Alguns dias depois que o menino foi abandonado pela segunda vez em sua vida, Peter Mutabazi recebeu uma ligação da assistente social Jessica Ward pedindo que ele acolhesse Tony por um fim de semana em sua casa. Peter era voluntário em um projeto bastante comum nos Estados Unidos em que as pessoas podem se oferecer para acolher temporariamente menores que são abandonados ou afastados dos pais.

O menino chegou à casa de Peter às três da manhã. Quando o homem o levou para o quarto, o garoto viu um brinquedo no chão e perguntou educadamente se podia brincar com ele.

“Aqueceu meu coração o fato de ele ter perguntado isso e me chamado de senhor”, lembrou o pai.

Ele disse que também ficou impressionado com o desejo de Tony de chamá-lo de ‘pai’ desde o início, explicando que as outras crianças que ele acolheu se referiram a ele como pai apenas quando estavam com seus amigos da escola.

Depois que ele acolheu Tony, soube que sua assistente social estava procurando uma casa de grupo para alojar o garoto porque seus pais adotivos haviam rescindido seus direitos.

“Naquele momento, eu sabia que iria adotar esse garoto”, disse ele.

Peter disse que foi levado às lágrimas quando soube que as pessoas que criaram Tony o deixaram no hospital e nunca mais voltaram.

“Pensei:’Quem faria isso?'”, disse ele ao Good Morning America. ‘Depois que soube que os direitos dos pais foram revogados e que ele não tinha para onde ir, eu [sabia] que precisava levá-lo para casa.’

“Eu tinha o quarto, os recursos, então não tinha motivos para deixá-lo ir embora”, acrescentou. “Pelo que alguém fez por mim, eu queria fazer algo por outra pessoa.”

Peter, que cresceu em Uganda, enfrentou lutas semelhantes quando tinha a idade de Tony. Ele fugiu de um lar abusivo quando tinha apenas 10 anos e terminou a escola com a ajuda de uma figura paterna.

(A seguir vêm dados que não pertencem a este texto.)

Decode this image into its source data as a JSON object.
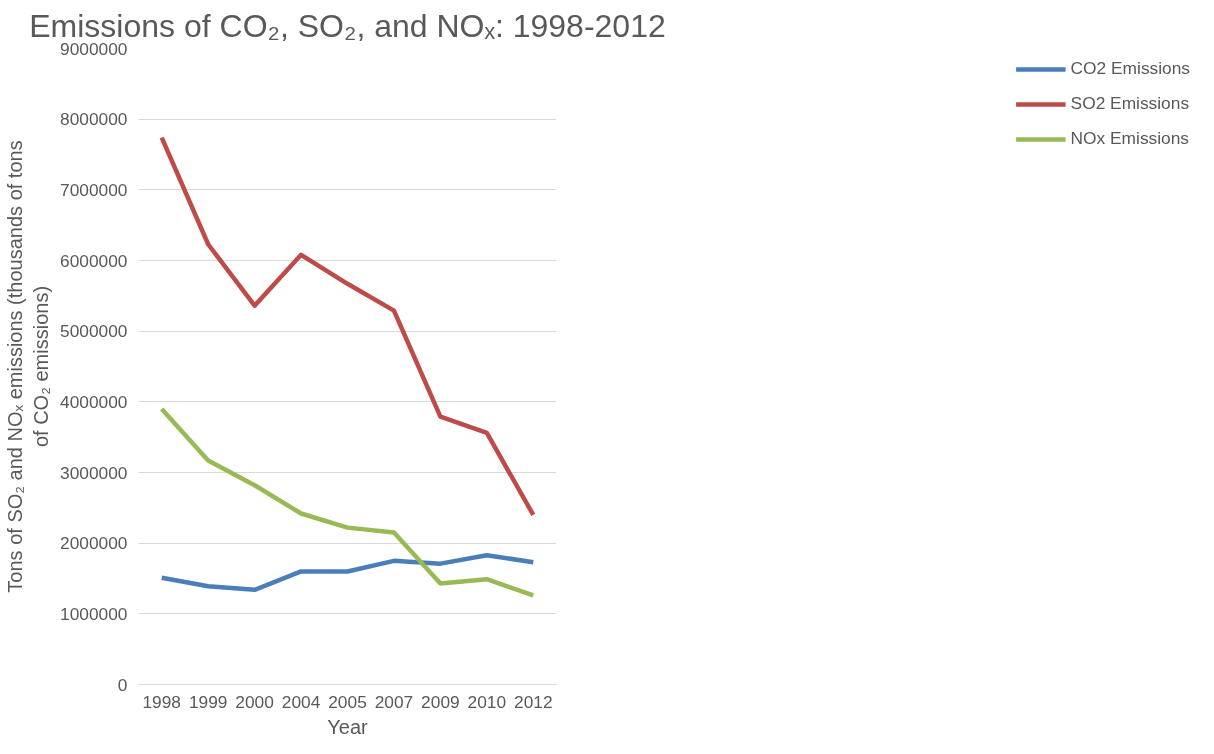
{
  "chart_data": {
    "type": "line",
    "title": "Emissions of CO₂, SO₂, and NOₓ: 1998-2012",
    "xlabel": "Year",
    "ylabel": "Tons of SO₂ and NOₓ emissions (thousands of tons of CO₂ emissions)",
    "categories": [
      "1998",
      "1999",
      "2000",
      "2004",
      "2005",
      "2007",
      "2009",
      "2010",
      "2012"
    ],
    "series": [
      {
        "name": "CO2 Emissions",
        "color": "#4a7ebb",
        "values": [
          1510000,
          1390000,
          1340000,
          1600000,
          1600000,
          1750000,
          1710000,
          1830000,
          1730000
        ]
      },
      {
        "name": "SO2 Emissions",
        "color": "#be4b48",
        "values": [
          7740000,
          6230000,
          5360000,
          6080000,
          5670000,
          5290000,
          3790000,
          3560000,
          2400000
        ]
      },
      {
        "name": "NOx Emissions",
        "color": "#98b954",
        "values": [
          3900000,
          3170000,
          2820000,
          2420000,
          2220000,
          2150000,
          1430000,
          1490000,
          1260000
        ]
      }
    ],
    "ylim": [
      0,
      9000000
    ],
    "yticks": [
      0,
      1000000,
      2000000,
      3000000,
      4000000,
      5000000,
      6000000,
      7000000,
      8000000,
      9000000
    ],
    "grid": "y",
    "legend": "right",
    "marker": "none",
    "line_style": "solid"
  }
}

Ele acabou se mudando para os EUA e começou a trabalhar na World Vision United States, uma organização humanitária cristã global que ajuda crianças carentes.

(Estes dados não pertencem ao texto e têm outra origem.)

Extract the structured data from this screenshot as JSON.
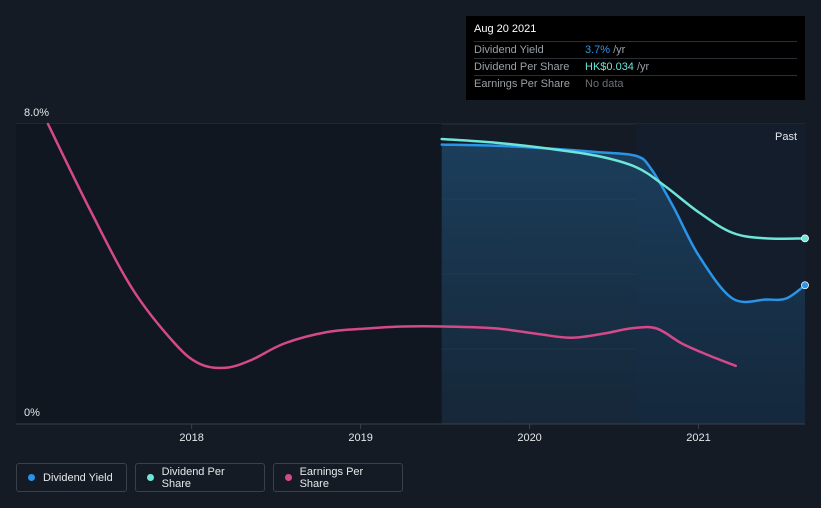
{
  "chart_data": {
    "type": "line",
    "y_axis": {
      "max_label": "8.0%",
      "min_label": "0%",
      "ylim": [
        0,
        8
      ]
    },
    "x_axis": {
      "ticks": [
        "2018",
        "2019",
        "2020",
        "2021"
      ],
      "xlim": [
        2017.15,
        2021.63
      ]
    },
    "past_label": "Past",
    "forecast_start": 2020.63,
    "shaded_start": 2019.48,
    "series": [
      {
        "name": "Dividend Yield",
        "color": "#2a94e8",
        "points": [
          [
            2019.48,
            7.45
          ],
          [
            2019.8,
            7.42
          ],
          [
            2020.1,
            7.35
          ],
          [
            2020.4,
            7.25
          ],
          [
            2020.63,
            7.15
          ],
          [
            2020.72,
            6.8
          ],
          [
            2020.85,
            5.8
          ],
          [
            2021.0,
            4.5
          ],
          [
            2021.2,
            3.35
          ],
          [
            2021.4,
            3.32
          ],
          [
            2021.52,
            3.35
          ],
          [
            2021.63,
            3.7
          ]
        ]
      },
      {
        "name": "Dividend Per Share",
        "color": "#6de5d8",
        "points": [
          [
            2019.48,
            7.6
          ],
          [
            2019.8,
            7.5
          ],
          [
            2020.1,
            7.35
          ],
          [
            2020.4,
            7.15
          ],
          [
            2020.63,
            6.85
          ],
          [
            2020.8,
            6.35
          ],
          [
            2021.0,
            5.65
          ],
          [
            2021.2,
            5.1
          ],
          [
            2021.4,
            4.95
          ],
          [
            2021.63,
            4.95
          ]
        ]
      },
      {
        "name": "Earnings Per Share",
        "color": "#d4498a",
        "points": [
          [
            2017.15,
            8.0
          ],
          [
            2017.4,
            5.7
          ],
          [
            2017.65,
            3.6
          ],
          [
            2017.9,
            2.15
          ],
          [
            2018.05,
            1.6
          ],
          [
            2018.2,
            1.5
          ],
          [
            2018.35,
            1.7
          ],
          [
            2018.55,
            2.15
          ],
          [
            2018.8,
            2.45
          ],
          [
            2019.05,
            2.55
          ],
          [
            2019.25,
            2.6
          ],
          [
            2019.5,
            2.6
          ],
          [
            2019.8,
            2.55
          ],
          [
            2020.05,
            2.4
          ],
          [
            2020.25,
            2.3
          ],
          [
            2020.45,
            2.42
          ],
          [
            2020.6,
            2.55
          ],
          [
            2020.75,
            2.55
          ],
          [
            2020.9,
            2.15
          ],
          [
            2021.05,
            1.85
          ],
          [
            2021.22,
            1.55
          ]
        ]
      }
    ],
    "end_markers": [
      "Dividend Yield",
      "Dividend Per Share"
    ]
  },
  "tooltip": {
    "date": "Aug 20 2021",
    "rows": [
      {
        "label": "Dividend Yield",
        "value": "3.7%",
        "unit": "/yr",
        "color": "#2a94e8"
      },
      {
        "label": "Dividend Per Share",
        "value": "HK$0.034",
        "unit": "/yr",
        "color": "#6de5d8"
      },
      {
        "label": "Earnings Per Share",
        "value": "No data",
        "unit": "",
        "color": "#6b7178"
      }
    ]
  },
  "legend": [
    {
      "label": "Dividend Yield",
      "color": "#2a94e8"
    },
    {
      "label": "Dividend Per Share",
      "color": "#6de5d8"
    },
    {
      "label": "Earnings Per Share",
      "color": "#d4498a"
    }
  ]
}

“Pensei em casar e ter filhos aos 30 anos”, disse ele à WSOC-TV em novembro. ‘Aos 35 anos, pensei: “Espere, posso passar minha vida procurando e também posso estar fazendo alguma coisa”

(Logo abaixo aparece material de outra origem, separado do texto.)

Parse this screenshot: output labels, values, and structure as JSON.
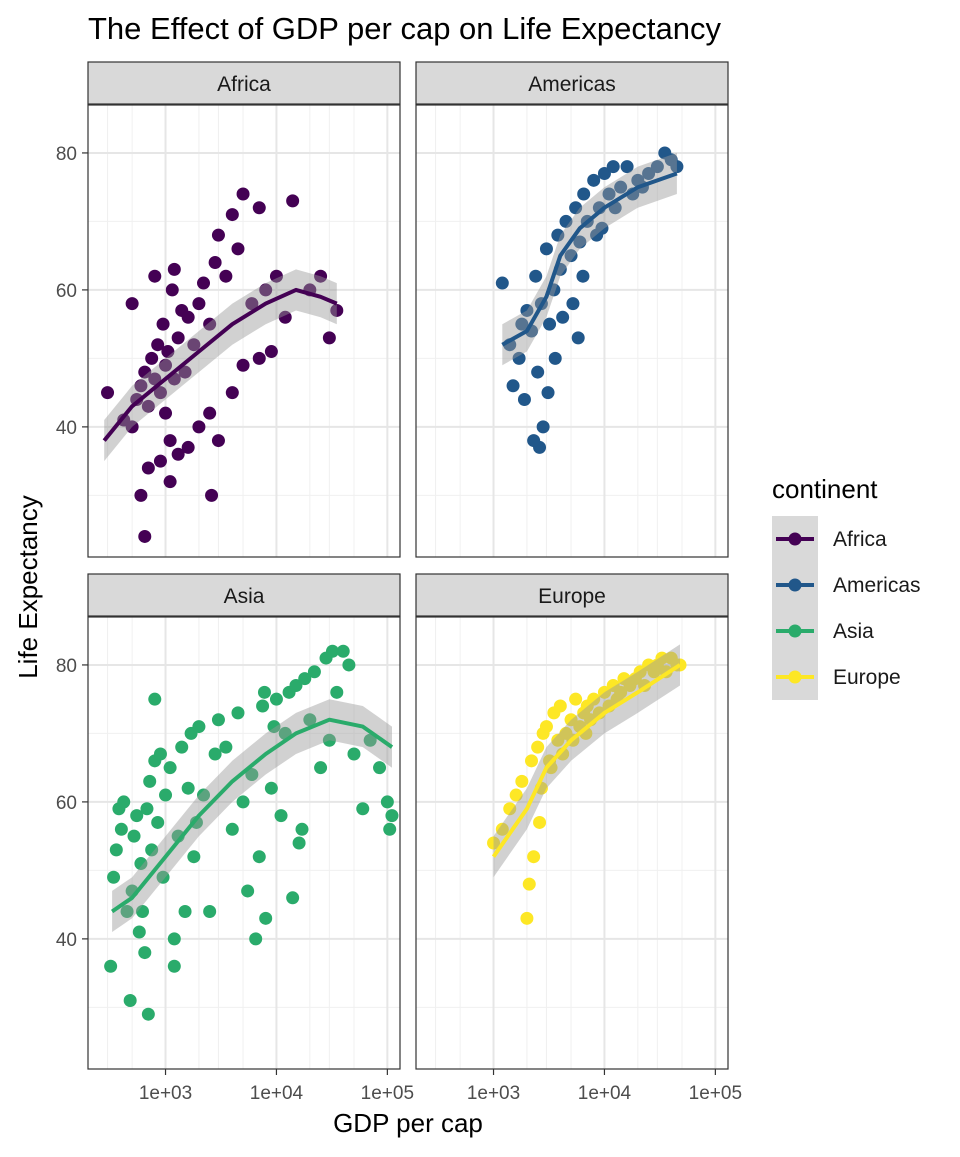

“Até que alguém olhou pra mim e disse: ‘Ei, você já pensou em ser um pai adotivo?’ Pensei: ‘Espere, espere um minuto. Bem, eu sou um cara solteiro, não tenho certeza se me qualifico’.

Peter se qualificou e, ao longo de dois anos, ele acolheu temporariamente 12 filhos, incluindo Tony.

A história de Peter e Tony, agora oficialmente pai e filho, viralizou recentemente e eles já somam mais de 72.000 seguidores no Instagram do pai – e eles são tão incríveis ​​juntos.

Seja em qualquer configuração, onde há amor, com certeza há uma família. Hoje ninguémn duvida que Pter e Tony são uma família muito feliz!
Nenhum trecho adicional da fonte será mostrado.